В английских колониях, как я уже сказала, у каждого женатого мужчины была одна рабыня — его жена. Мужчины богатели и покупали себе больше рабов, черных рабов, которых уже перевозили через Атлантику, чтобы продать в рабство. Богатство мужчины всегда измерялось тем, скольким он владеет. Мужчина покупает собственность с двумя целями: чтобы приумножить свое богатство и чтобы выставить его напоказ. Черные рабы покупались и для того, и для другого.
Законы, зафиксировавшие имущественный статус белых женщин, теперь применялись и к черным рабам. Божественное право, одобрявшее порабощение женщин мужчинами, теперь толковалось в пользу идеи о том, что порабощение черных белыми мужчинами — это одно из изъявлений Божьей воли.
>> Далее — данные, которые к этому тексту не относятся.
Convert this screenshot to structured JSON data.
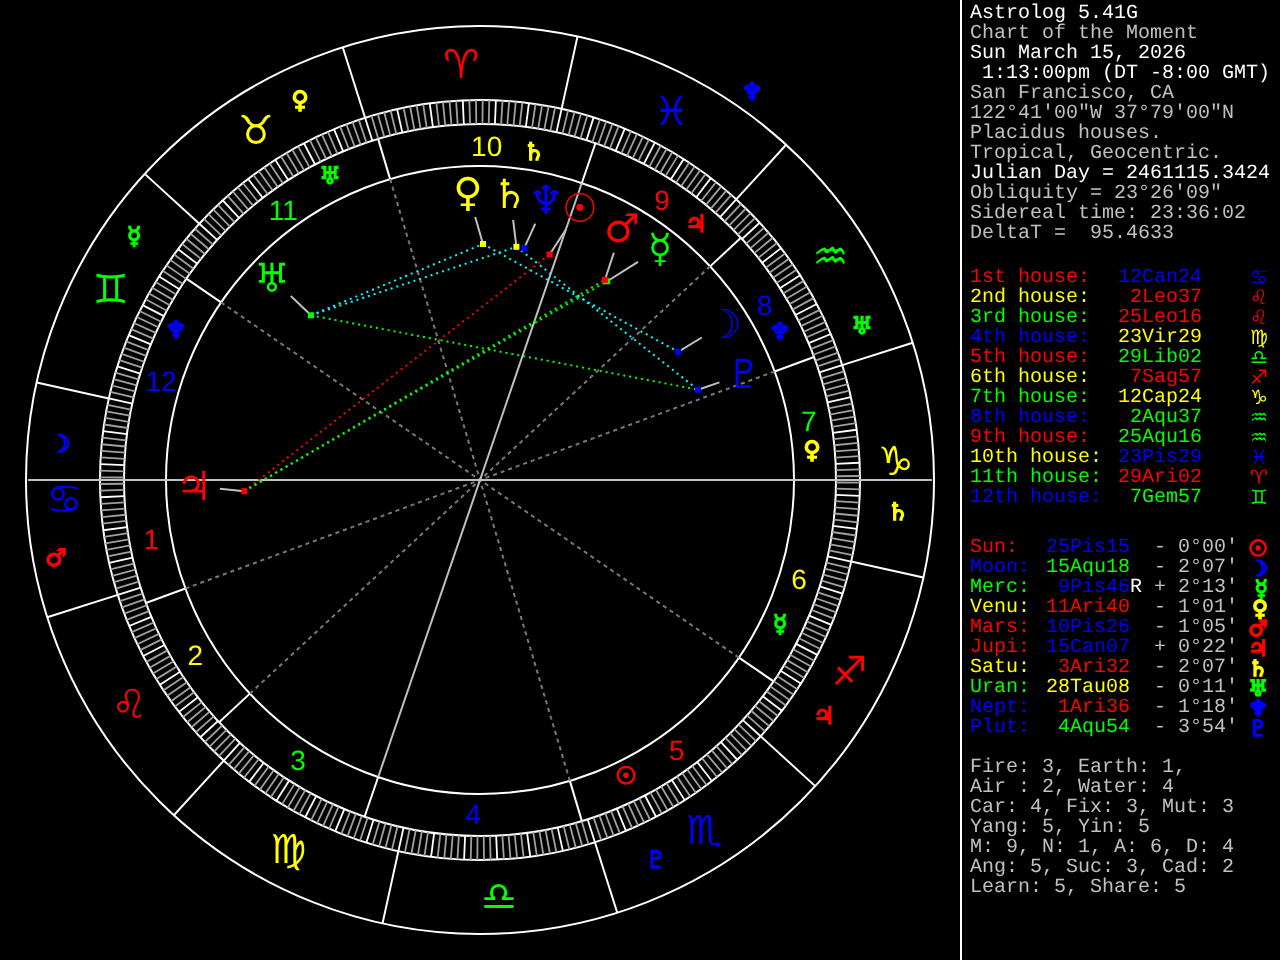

Вредоносная идея о биологической неполноценности, выдуманная с целью оправдать унизительное подчинение женщин мужчинам, теперь распространялась и на подчинение черных белым. Кнут, что раньше использовался для полосования женских спин, теперь орудовал и по черным телам.
|
И черные мужчины, и черные женщины были похищены из своих домов в Африке и проданы в рабство, но условия их рабства в корне отличались. Белый мужчина увековечил свое восприятие женской неполноценности в институте черного рабства. На рынке цена на черного раба была вдвое больше, чем цена на черную рабыню; его труд в поле или в доме стоил вдвое больше ее труда. Рабское положение черной женщины в первую очередь определялось по ее полу, и уже потом — по расе. Природа ее рабства отличалась от природы рабства черного мужчины, потому что она была вещью для удовлетворения плотских желаний мужчины, сексуальным товаром, объектом для исполнения сексуальных желаний ее хозяина. И в поле, и в доме она терпела те же условия, что и раб-мужчина. Работала так же тяжело; работала так же долго; получала такую же ненормально маленькую порцию еды и такую же не отвечающую требованиям одежду; начальники били ее хлыстом так же часто. Но черных женщин разводили, как беспородных животных, вне зависимости от того, трахал ли ее белый хозяин или выбранный им черный раб. Ее экономическая стоимость, всегда меньшая, чем у черного мужчины, оценивалась в первую очередь по ее способности плодиться и производить все новые богатства в виде рабов для хозяина; и уже потом — по ее способности работать в поле или по дому.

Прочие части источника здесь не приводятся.